What this tells us about the real state of the crypto market
Putting both charts together:
1. The market is stressed, but not structurally broken
Rising losses reflect short-term pain and thinning liquidity, but long-term profitability remains intact. Historically, markets only enter deep structural distress when unrealized losses outweigh profits — which is not the case today.
2. Liquidity contraction is the main risk, not investor insolvency
The key problem is falling liquidity, not large-scale underwater holders. With liquidity drying up, even moderate buy/sell pressure can create outsized volatility.
3. Volatility is likely to expand in the coming weeks
As Glassnode highlighted, the combination of rising losses + shrinking liquidity has preceded major volatility expansions in previous cycles.

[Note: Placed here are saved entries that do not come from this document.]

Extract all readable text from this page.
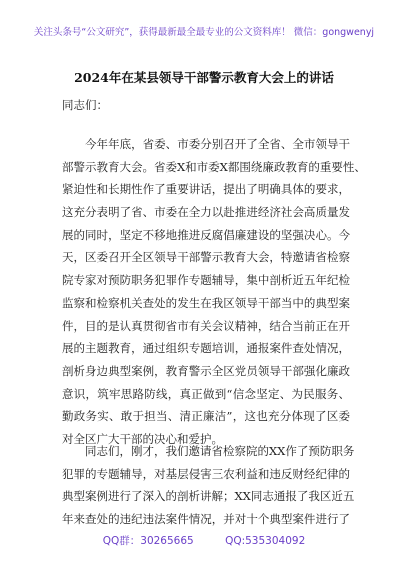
关注头条号“公文研究”，获得最新最全最专业的公文资料库！ 微信：gongwenyj
2024年在某县领导干部警示教育大会上的讲话
同志们：
　　今年年底，省委、市委分别召开了全省、全市领导干
部警示教育大会。省委X和市委X都围绕廉政教育的重要性、
紧迫性和长期性作了重要讲话，提出了明确具体的要求，
这充分表明了省、市委在全力以赴推进经济社会高质量发
展的同时，坚定不移地推进反腐倡廉建设的坚强决心。今
天，区委召开全区领导干部警示教育大会，特邀请省检察
院专家对预防职务犯罪作专题辅导，集中剖析近五年纪检
监察和检察机关查处的发生在我区领导干部当中的典型案
件，目的是认真贯彻省市有关会议精神，结合当前正在开
展的主题教育，通过组织专题培训，通报案件查处情况，
剖析身边典型案例，教育警示全区党员领导干部强化廉政
意识，筑牢思路防线，真正做到“信念坚定、为民服务、
勤政务实、敢于担当、清正廉洁”，这也充分体现了区委
对全区广大干部的决心和爱护。
　　同志们，刚才，我们邀请省检察院的XX作了预防职务
犯罪的专题辅导，对基层侵害三农利益和违反财经纪律的
典型案例进行了深入的剖析讲解；XX同志通报了我区近五
年来查处的违纪违法案件情况，并对十个典型案件进行了
QQ群：30265665	QQ:535304092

4. A capitulation event is possible — but not guaranteed
Current conditions resemble previous setups where:
- Late buyers capitulated
- Strong hands accumulated
- Markets later recovered as liquidity returned
However, if macro tightening resumes or crypto-specific shocks emerge, the losses could deepen before stabilizing.
Final Thoughts
- Unrealized losses are rising sharply, but unrealized profits remain dominant — suggesting stress rather than breakdown.
- With liquidity thinning, traders should prepare for a higher-volatility environment and sharper intraday swings.